Not surprisingly, threat actors are eager to exploit any vulnerabilities of this type. In 2019 it was reported that threat actors were scanning for WebLogic servers vulnerable to a new method of bypassing protections that Oracle had fixed the year before.

Earlier this year, security firm CloudSek set up a honeypot to study threat actor response to a newly discovered and extremely serious WebLogic Server remote code execution vulnerability, CVE-2026-21962, with a CVSS score of 10, as well examining their interest in older holes. Over a 12 day period, attack attempts targeting the new zero day-like flaw were observed immediately following the public release of its exploit code, “demonstrating the rapid weaponization of critical Oracle WebLogic vulnerabilities.”

Attackers also tried to exploit a flaw reported in 2017 and two 2020 vulnerabilities in the unpatched honeypot server that CloudSek created.

Slow patching a ‘clear risk’

Given the importance of Oracle products to large enterprises, the company recently switched to a monthly security patch release cycle from quarterly.

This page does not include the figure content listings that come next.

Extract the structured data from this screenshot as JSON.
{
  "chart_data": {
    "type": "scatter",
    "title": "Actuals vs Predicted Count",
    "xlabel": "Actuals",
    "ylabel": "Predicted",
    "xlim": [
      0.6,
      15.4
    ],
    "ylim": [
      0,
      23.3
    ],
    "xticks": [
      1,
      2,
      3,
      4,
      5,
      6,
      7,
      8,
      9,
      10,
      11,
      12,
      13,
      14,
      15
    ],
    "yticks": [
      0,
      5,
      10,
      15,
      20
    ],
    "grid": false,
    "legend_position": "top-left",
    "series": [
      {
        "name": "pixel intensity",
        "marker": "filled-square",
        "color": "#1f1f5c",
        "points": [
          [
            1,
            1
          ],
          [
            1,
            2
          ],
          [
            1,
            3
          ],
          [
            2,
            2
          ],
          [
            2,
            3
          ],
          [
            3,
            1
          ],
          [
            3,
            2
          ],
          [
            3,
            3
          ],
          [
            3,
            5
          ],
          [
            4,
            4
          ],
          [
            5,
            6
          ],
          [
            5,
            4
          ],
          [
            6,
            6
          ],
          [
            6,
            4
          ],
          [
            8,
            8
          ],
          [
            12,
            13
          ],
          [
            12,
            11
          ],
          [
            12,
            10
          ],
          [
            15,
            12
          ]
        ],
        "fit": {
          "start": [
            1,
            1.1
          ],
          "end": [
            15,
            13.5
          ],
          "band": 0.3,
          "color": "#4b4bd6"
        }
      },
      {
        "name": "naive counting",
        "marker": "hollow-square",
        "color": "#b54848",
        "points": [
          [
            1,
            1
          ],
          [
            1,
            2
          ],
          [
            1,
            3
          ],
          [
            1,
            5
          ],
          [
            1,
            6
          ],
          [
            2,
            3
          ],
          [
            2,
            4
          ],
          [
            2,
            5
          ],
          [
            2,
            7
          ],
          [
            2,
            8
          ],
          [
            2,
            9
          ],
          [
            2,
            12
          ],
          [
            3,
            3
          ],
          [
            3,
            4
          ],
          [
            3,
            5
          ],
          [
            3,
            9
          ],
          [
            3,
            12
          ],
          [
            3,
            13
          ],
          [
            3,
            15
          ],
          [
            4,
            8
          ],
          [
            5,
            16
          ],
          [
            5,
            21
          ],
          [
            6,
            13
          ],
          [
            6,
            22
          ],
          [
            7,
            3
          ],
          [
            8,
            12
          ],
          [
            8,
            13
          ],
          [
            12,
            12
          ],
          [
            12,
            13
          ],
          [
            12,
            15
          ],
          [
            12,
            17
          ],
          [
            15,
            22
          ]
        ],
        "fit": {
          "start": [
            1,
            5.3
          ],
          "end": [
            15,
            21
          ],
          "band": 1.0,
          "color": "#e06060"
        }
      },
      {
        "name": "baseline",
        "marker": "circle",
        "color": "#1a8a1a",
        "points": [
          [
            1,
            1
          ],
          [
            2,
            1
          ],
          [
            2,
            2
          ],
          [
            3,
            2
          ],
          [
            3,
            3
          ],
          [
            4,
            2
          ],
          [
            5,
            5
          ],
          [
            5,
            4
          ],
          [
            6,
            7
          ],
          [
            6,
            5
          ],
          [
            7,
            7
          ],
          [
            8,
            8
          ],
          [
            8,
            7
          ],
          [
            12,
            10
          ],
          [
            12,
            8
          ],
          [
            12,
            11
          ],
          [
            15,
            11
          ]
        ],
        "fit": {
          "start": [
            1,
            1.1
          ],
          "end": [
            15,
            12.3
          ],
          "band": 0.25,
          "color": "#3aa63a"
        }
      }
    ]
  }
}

The first of these patches was released Monday.

The recent addition of the WebLogic vulnerability to the KEV illustrates a common problem in how many organizations handle security, said Gene Moody, field CTO at Action1. “The issue is not just the vulnerability itself. The bigger problem is the delay between when a fix is released and when it is actually applied to real systems. That delay gives attackers a chance to act, while also signaling that the security practices of the target org may be under-enforced.”

It takes on average around 60 days for organizations to apply patches, he pointed out. Meanwhile, attackers are building and using exploits in just hours or days. This gap creates a convenient window where unpatched systems become simple targets, he pointed out. In addition, systems suffering from vulnerabilities greater than a year in age are likely not silos in an otherwise well-managed vulnerability management plan.

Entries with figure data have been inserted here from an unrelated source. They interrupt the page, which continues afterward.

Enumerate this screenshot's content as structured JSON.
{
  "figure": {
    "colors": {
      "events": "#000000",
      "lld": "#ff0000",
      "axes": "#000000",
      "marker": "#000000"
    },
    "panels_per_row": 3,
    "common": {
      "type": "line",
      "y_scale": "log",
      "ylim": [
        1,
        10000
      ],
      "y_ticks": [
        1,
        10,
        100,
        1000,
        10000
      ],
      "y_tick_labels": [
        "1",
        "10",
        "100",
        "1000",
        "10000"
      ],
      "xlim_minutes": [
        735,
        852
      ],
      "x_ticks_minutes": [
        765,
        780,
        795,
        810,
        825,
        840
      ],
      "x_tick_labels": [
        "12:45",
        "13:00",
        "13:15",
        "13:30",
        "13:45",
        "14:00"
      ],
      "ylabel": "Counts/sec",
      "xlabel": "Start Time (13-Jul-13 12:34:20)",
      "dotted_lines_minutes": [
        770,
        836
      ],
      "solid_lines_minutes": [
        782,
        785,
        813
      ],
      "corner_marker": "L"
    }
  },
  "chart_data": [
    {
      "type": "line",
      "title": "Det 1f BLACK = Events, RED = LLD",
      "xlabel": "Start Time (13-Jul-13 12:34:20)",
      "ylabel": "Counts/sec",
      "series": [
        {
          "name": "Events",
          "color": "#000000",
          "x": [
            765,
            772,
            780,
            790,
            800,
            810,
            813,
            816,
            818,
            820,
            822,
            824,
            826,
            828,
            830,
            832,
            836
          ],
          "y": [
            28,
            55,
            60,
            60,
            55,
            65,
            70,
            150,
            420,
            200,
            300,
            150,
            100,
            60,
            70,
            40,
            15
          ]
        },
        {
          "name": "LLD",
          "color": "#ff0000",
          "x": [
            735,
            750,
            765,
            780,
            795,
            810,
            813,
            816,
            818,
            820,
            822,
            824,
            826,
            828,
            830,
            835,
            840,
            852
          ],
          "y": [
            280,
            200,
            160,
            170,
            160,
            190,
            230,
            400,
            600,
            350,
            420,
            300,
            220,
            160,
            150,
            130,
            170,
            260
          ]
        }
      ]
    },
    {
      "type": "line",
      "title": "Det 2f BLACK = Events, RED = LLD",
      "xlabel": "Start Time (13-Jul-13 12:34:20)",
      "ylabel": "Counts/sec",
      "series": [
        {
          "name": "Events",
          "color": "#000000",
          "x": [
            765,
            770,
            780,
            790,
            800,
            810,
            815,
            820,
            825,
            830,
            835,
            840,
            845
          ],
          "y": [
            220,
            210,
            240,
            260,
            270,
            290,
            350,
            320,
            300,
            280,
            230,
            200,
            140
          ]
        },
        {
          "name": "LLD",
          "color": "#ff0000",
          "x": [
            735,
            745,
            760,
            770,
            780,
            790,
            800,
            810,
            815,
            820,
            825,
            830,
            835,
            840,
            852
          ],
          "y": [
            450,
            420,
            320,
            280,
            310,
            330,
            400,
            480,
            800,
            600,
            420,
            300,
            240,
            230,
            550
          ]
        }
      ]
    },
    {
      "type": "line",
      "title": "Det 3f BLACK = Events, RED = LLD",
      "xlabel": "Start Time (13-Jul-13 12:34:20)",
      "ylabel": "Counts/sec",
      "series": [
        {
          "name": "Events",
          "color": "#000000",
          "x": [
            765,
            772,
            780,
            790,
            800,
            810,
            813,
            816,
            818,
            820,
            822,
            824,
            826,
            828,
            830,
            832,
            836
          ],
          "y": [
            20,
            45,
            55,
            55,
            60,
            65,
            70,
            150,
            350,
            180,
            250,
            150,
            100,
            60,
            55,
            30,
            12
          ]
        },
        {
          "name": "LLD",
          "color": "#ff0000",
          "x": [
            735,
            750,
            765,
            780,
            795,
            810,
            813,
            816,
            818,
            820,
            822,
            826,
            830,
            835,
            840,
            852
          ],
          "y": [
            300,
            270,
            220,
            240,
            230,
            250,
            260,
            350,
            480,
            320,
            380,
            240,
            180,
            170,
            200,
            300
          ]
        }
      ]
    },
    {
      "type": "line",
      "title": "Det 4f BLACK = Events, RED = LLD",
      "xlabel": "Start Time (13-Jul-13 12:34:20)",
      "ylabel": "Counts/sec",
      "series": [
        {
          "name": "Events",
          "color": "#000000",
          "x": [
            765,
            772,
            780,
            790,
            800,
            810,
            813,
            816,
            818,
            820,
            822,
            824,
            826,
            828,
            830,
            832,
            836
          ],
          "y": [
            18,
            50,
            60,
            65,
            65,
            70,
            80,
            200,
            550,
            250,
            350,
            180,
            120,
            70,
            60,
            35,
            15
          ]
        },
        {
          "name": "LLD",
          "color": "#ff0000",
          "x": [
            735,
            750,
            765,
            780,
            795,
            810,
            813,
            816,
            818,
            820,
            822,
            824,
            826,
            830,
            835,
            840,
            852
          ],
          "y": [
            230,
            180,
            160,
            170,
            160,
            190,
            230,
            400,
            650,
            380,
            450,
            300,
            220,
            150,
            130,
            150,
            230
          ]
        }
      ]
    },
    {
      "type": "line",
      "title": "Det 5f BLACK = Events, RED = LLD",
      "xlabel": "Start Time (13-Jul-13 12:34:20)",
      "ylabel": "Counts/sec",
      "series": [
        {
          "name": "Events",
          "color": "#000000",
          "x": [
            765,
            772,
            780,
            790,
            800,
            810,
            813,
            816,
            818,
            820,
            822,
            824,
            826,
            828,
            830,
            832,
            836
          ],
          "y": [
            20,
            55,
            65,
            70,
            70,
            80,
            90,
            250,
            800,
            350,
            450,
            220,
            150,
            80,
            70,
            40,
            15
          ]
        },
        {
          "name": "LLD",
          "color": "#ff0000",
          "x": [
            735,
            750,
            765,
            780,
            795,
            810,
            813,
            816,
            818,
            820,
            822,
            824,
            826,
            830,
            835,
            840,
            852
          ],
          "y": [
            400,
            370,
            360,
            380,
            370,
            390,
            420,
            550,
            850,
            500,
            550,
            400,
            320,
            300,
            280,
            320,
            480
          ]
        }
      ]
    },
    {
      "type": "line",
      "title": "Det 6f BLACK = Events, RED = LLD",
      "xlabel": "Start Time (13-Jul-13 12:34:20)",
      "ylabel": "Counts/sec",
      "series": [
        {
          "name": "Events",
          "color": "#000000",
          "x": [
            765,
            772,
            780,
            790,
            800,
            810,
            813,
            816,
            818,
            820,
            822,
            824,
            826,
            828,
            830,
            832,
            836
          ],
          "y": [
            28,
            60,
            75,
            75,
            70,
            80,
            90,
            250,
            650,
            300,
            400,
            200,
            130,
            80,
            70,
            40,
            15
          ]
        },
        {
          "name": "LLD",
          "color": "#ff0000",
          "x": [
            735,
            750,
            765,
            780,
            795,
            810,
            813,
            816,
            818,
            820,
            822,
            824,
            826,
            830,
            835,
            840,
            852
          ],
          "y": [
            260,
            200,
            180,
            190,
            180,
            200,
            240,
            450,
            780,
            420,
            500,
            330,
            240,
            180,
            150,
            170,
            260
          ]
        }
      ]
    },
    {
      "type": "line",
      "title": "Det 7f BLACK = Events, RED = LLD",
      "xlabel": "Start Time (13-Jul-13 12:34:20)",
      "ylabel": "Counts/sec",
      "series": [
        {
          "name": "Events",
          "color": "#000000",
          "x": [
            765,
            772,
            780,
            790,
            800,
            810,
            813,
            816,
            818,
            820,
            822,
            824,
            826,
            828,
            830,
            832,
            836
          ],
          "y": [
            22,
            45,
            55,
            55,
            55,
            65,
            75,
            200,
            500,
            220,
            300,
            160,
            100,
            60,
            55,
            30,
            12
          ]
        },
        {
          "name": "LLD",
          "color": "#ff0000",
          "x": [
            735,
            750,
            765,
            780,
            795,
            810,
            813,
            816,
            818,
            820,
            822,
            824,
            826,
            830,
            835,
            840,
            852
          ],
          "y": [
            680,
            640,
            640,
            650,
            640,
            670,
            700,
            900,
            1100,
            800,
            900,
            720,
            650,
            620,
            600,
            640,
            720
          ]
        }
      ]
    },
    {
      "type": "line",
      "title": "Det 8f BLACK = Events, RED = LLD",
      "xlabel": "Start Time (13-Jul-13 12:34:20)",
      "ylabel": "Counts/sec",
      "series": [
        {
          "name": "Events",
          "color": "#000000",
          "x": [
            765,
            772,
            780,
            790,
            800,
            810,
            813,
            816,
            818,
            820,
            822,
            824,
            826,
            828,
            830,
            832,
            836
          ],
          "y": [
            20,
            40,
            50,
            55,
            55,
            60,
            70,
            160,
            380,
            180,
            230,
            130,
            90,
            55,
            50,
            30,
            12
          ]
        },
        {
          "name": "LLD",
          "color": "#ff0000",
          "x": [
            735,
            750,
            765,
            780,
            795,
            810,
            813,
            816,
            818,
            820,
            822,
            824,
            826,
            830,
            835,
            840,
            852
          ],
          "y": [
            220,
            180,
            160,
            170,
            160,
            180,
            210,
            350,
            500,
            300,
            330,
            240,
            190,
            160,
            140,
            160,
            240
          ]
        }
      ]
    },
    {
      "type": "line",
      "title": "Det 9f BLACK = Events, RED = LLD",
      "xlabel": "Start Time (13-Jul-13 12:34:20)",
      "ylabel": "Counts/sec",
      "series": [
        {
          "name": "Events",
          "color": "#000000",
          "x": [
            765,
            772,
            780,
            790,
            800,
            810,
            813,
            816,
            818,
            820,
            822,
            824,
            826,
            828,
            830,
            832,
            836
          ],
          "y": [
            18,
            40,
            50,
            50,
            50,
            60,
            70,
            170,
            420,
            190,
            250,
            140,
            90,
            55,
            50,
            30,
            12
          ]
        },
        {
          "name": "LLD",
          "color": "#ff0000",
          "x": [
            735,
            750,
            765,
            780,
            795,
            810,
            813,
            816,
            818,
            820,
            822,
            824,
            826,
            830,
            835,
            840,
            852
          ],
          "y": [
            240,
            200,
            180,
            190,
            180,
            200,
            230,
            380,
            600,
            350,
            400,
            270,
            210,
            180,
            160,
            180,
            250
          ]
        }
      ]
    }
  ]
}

“Attackers pay close attention to how quickly patches are applied,” he said. “When a well-known fix is not widely used, it demonstrates more than just exposure. It can point to poor system tracking, weak patch processes, or other priorities taking focus away from security. These issues often mean there are more weaknesses beyond the one vulnerability.”

Organizations should treat slow patching as a clear risk, Moody warned, not just a yet another task waiting to be done. To improve the situation, there needs to be better tracking of systems, clear patch timelines, and making sure that fixes are actually applied, not just planned.